Which leads me to my next thought. Shame. This seems to be coming up a little bit in this process of being a channel for the story that wants to be told through us.
Shame is impossible to solve because it is a double bind. The double bind is this: The writer sets out to tell a story about this character, ie; himself, with the intention of showing the reader how how he overcame his childhood trauma, or some particular pattern or belief that became an obstacle in his desire to fulfill some purpose. And as he starts to examine it, and get more specific, he realizes, holy God, I haven’t overcome shit! And then he feels ashamed. He feels like a fraud. He realizes that these terribly broken people who raised him really just did the best that they could and he feels like a miserable ungrateful little brat who ‘just can’t get his act together’.
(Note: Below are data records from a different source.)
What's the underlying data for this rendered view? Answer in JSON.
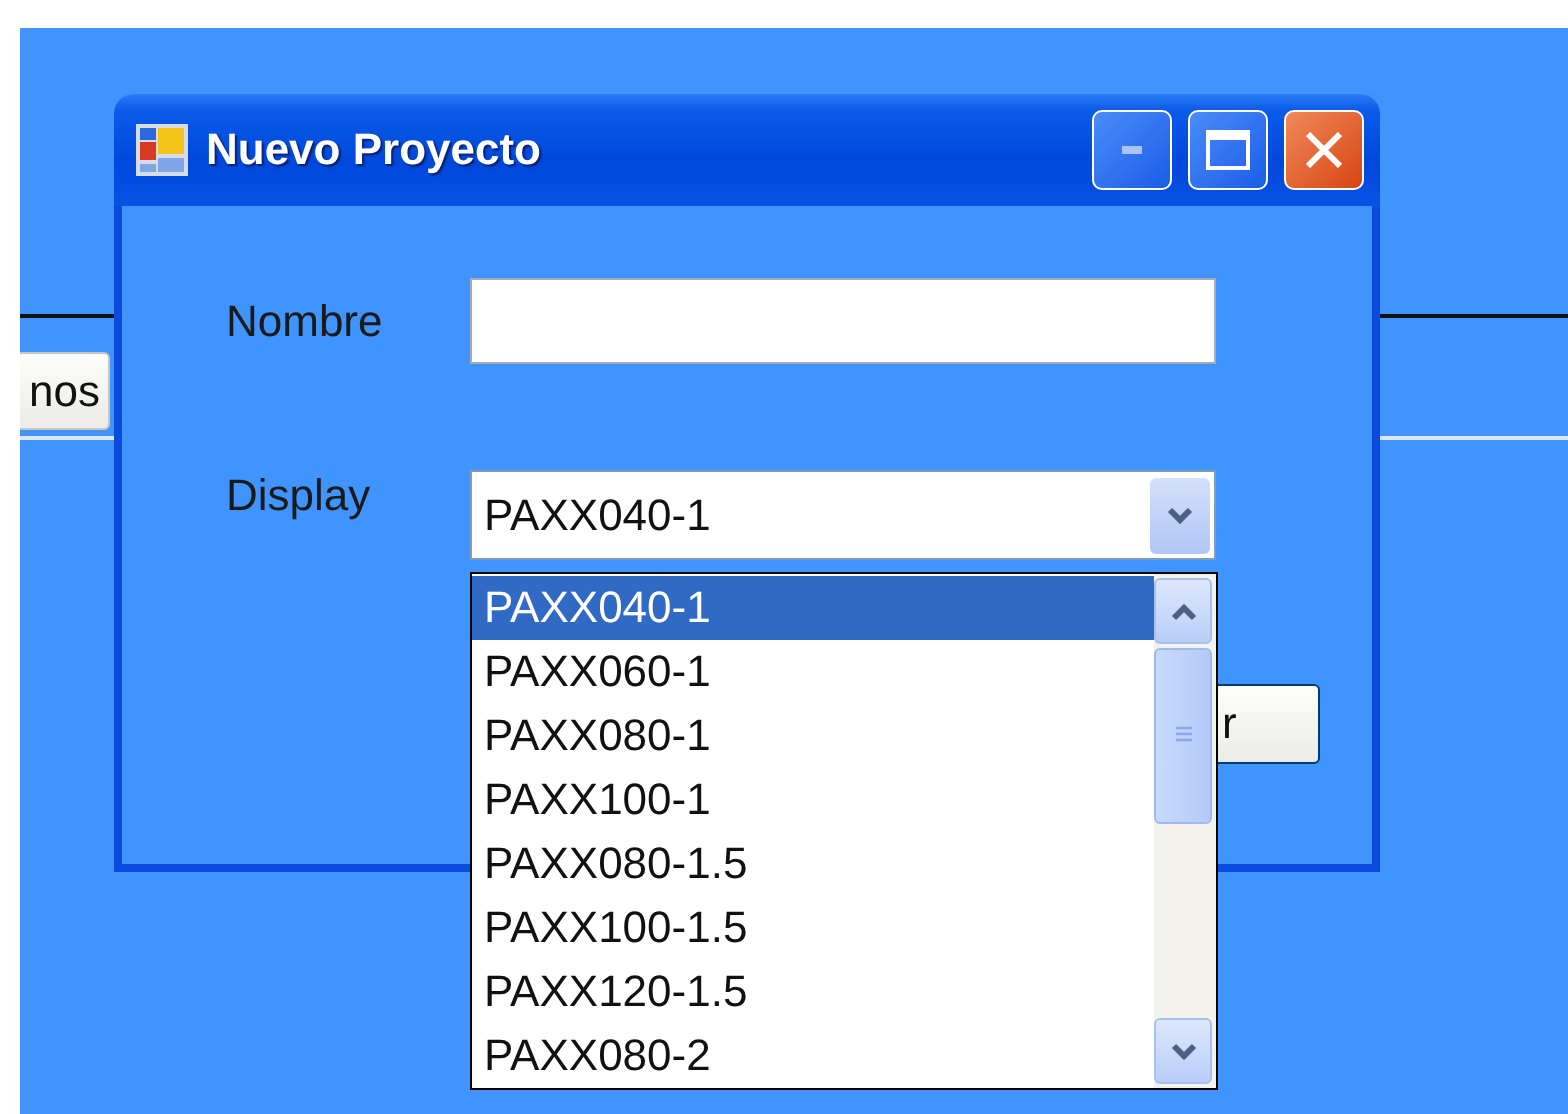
{
  "background": {
    "buttons": [
      {
        "label": "nos"
      }
    ]
  },
  "dialog": {
    "title": "Nuevo Proyecto",
    "nombre": {
      "label": "Nombre"
    },
    "display": {
      "label": "Display",
      "value": "PAXX040-1",
      "expanded": true,
      "options": [
        {
          "label": "PAXX040-1",
          "selected": true
        },
        {
          "label": "PAXX060-1",
          "selected": false
        },
        {
          "label": "PAXX080-1",
          "selected": false
        },
        {
          "label": "PAXX100-1",
          "selected": false
        },
        {
          "label": "PAXX080-1.5",
          "selected": false
        },
        {
          "label": "PAXX100-1.5",
          "selected": false
        },
        {
          "label": "PAXX120-1.5",
          "selected": false
        },
        {
          "label": "PAXX080-2",
          "selected": false
        }
      ]
    },
    "buttons": [
      {
        "label": "r"
      }
    ]
  }
}
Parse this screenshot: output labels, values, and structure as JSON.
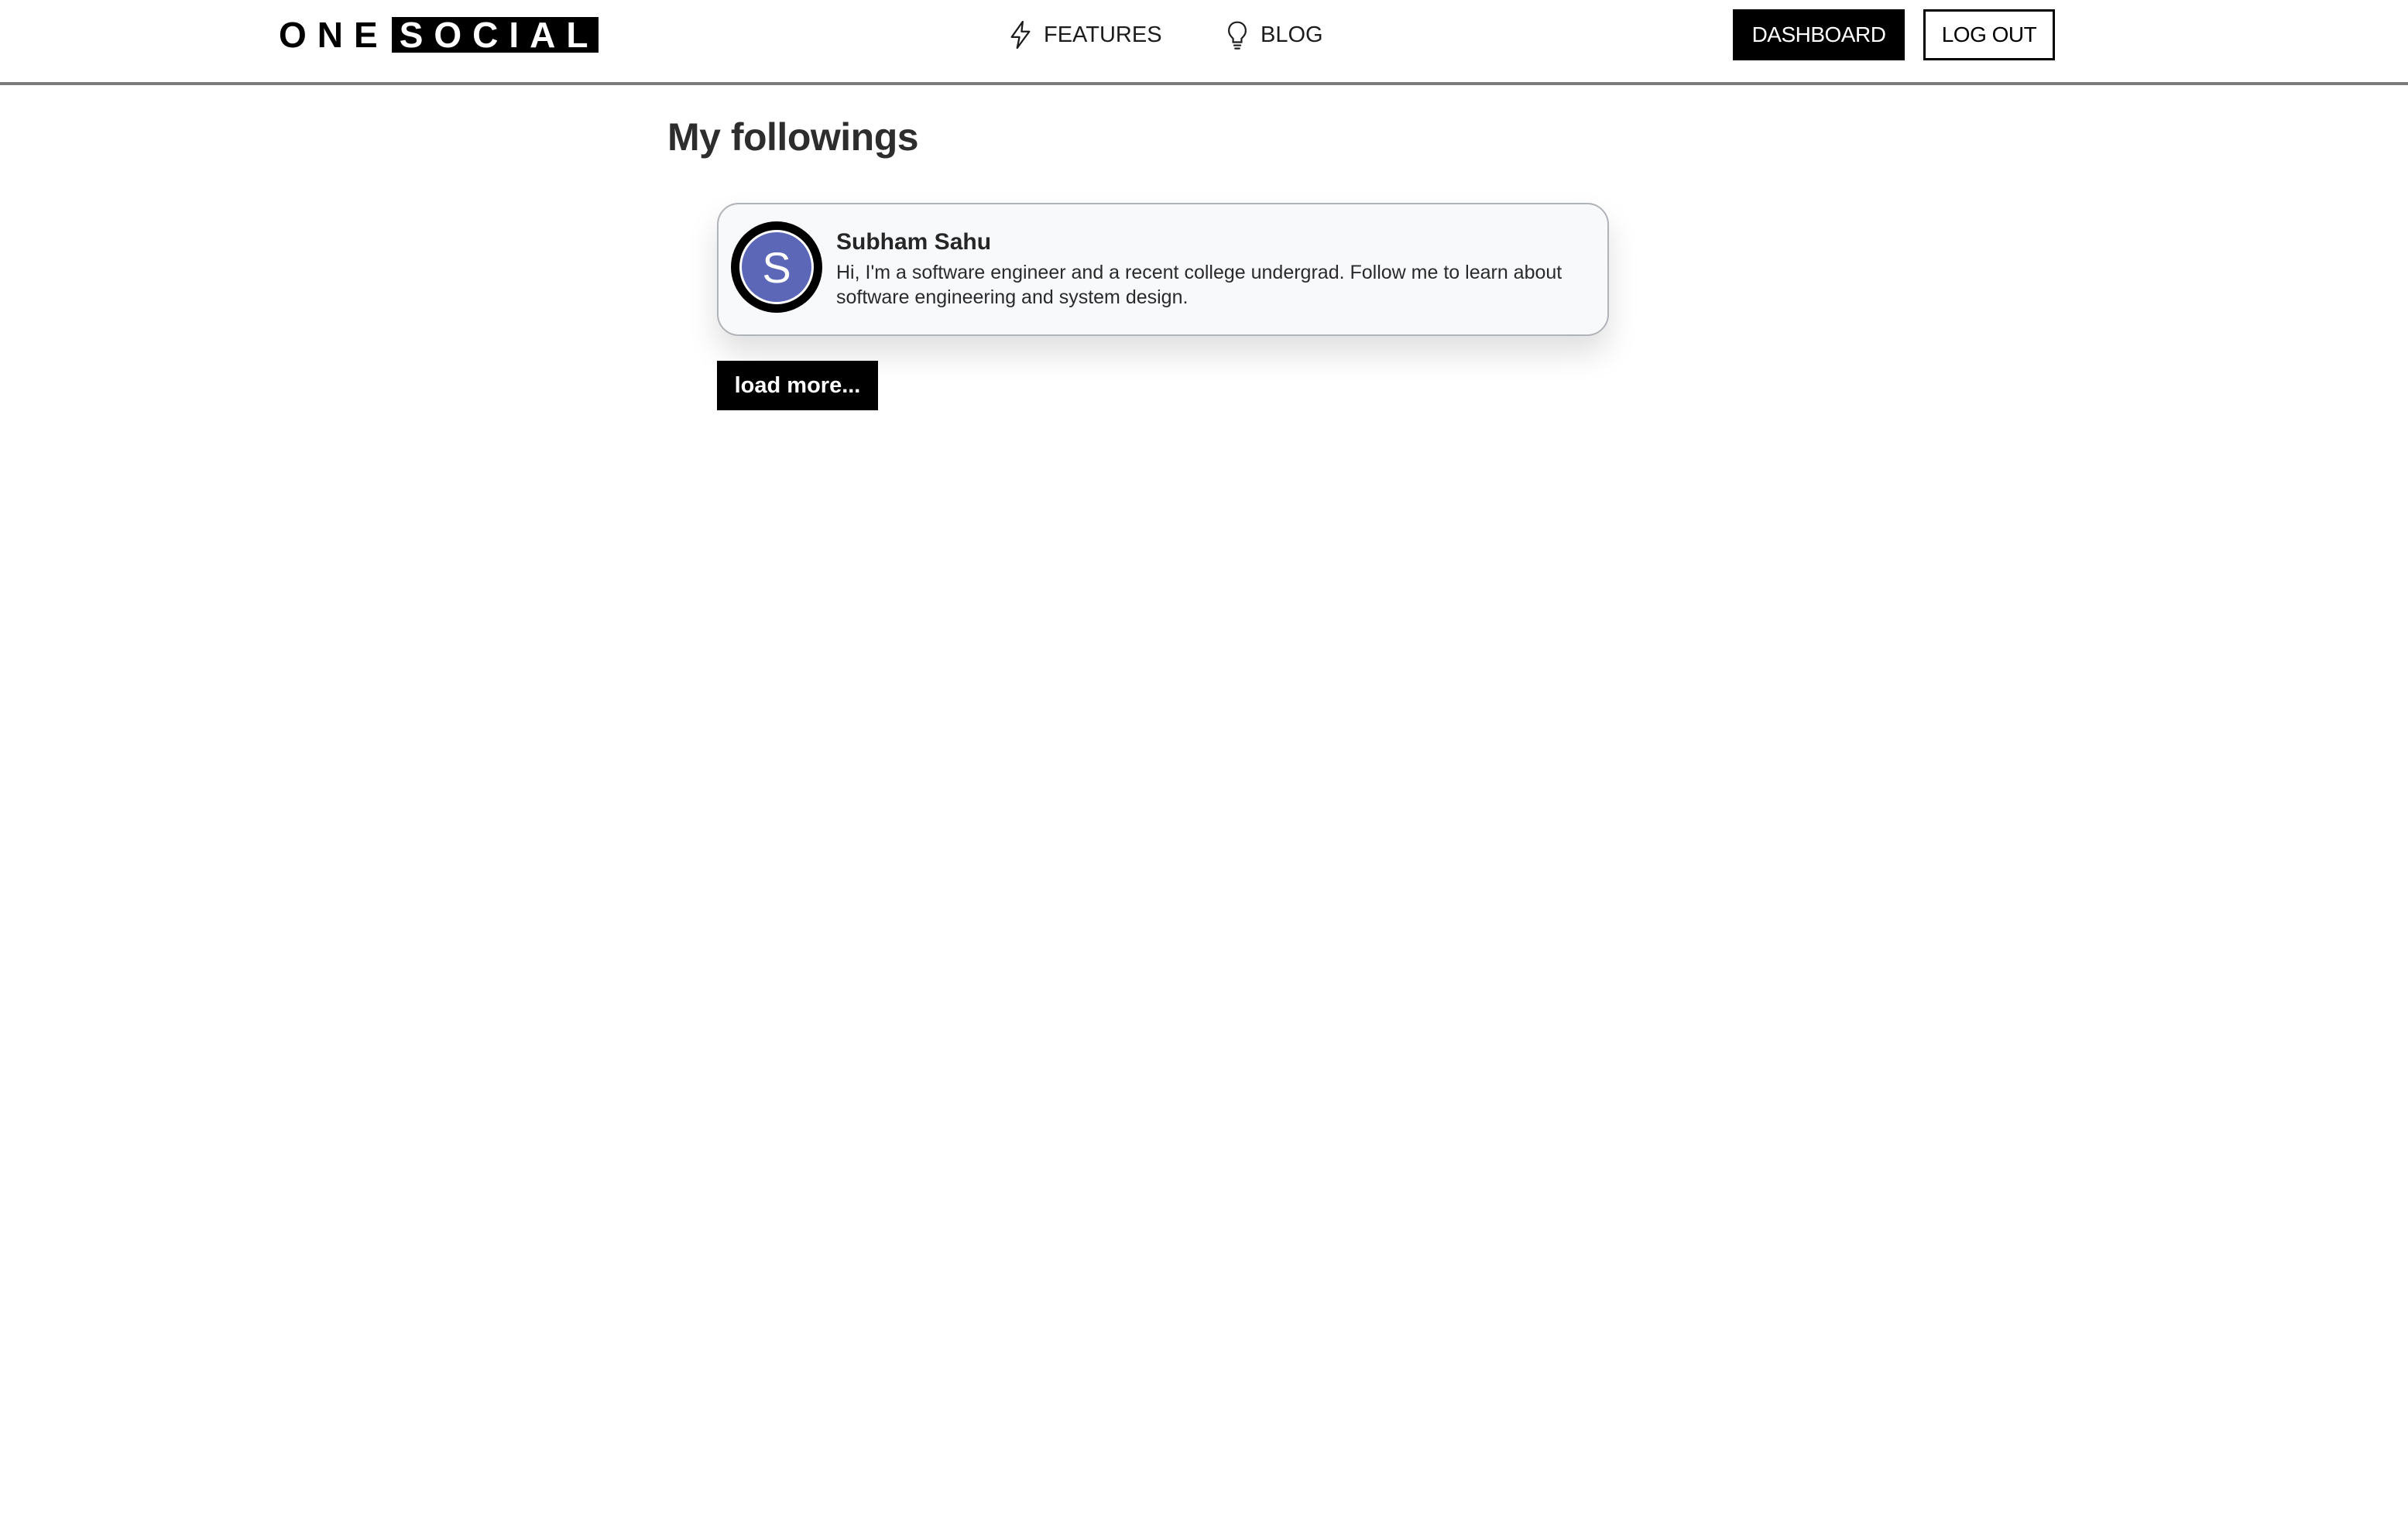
{
  "header": {
    "logo": {
      "part1": "ONE",
      "part2": "SOCIAL"
    },
    "nav": [
      {
        "label": "FEATURES",
        "icon": "lightning-icon"
      },
      {
        "label": "BLOG",
        "icon": "lightbulb-icon"
      }
    ],
    "dashboard_label": "DASHBOARD",
    "logout_label": "LOG OUT"
  },
  "main": {
    "title": "My followings",
    "followings": [
      {
        "avatar_letter": "S",
        "avatar_color": "#5c67b8",
        "name": "Subham Sahu",
        "bio": "Hi, I'm a software engineer and a recent college undergrad. Follow me to learn about software engineering and system design."
      }
    ],
    "load_more_label": "load more..."
  }
}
This is not a particularly kind situation to put himself in.
And then, if he is really resourceful, he tells himself that he just needs to try harder and hack away at his story for another couple of weeks, or months, or decades, just so that he can say he gave it his best, just so that he can determine unequivocally that he is, in fact, a fundamentally ungrateful and flawed human being.
So, here is the problem.
There was nothing to overcome! There was nothing to figure out! The victim in the first act does not overcome reality. The victim accepts the reality of his situation, and in accepting this (which is his dark night of the soul), he is introduced to his nature. All stories are, at heart, existential, in that the hero needs to meet himself. He needs to become connected to his true self, that place that is primal, free of guilt and expectations, free of belonging to a tribe. It is ONLY from this place that he can make choices that don’t create obstacles for himself (see obstacles listed above).
NATURE
There is no shame in nature. There is only curiosity. We have been so indoctrinated to believe that we are unsafe, that we believe it even when we actually are safe.
When we are connected to our true nature, we are safe, in that we can operate from a place of understanding, and are no longer quite so susceptible to the patterns, ideas and beliefs that had been ruling us before.
The power of story is in its ability to ‘track the beats of a particular problem in a believable way that lead to a transformation’.
When we are connected to the truth, we are connected to the fact that our basic nature is love. This is why, as Steven Pressfield says in The War of Art, that the true artist is humble.
We live in a culture that is so frightened of being creative, and when a person does choose to be creative, it only pisses people off. It is threatening. And so, of course, shame and self-doubt are an inevitable part of this process. When these obstacles arise, we are presented with a choice. We can either succumb, or we can become gently curious, and investigate the nature of our experience. It is through this ongoing process that we are lead to the deeper (and often very simple) truths of our story.
When we write from a place of humble curiosity, we are able to tap into the wildness, the madness, the vastness of human experience, and it is through this willingness to be curious that we are able to reframe our hero’s experience in a way that restores him to his rightful place.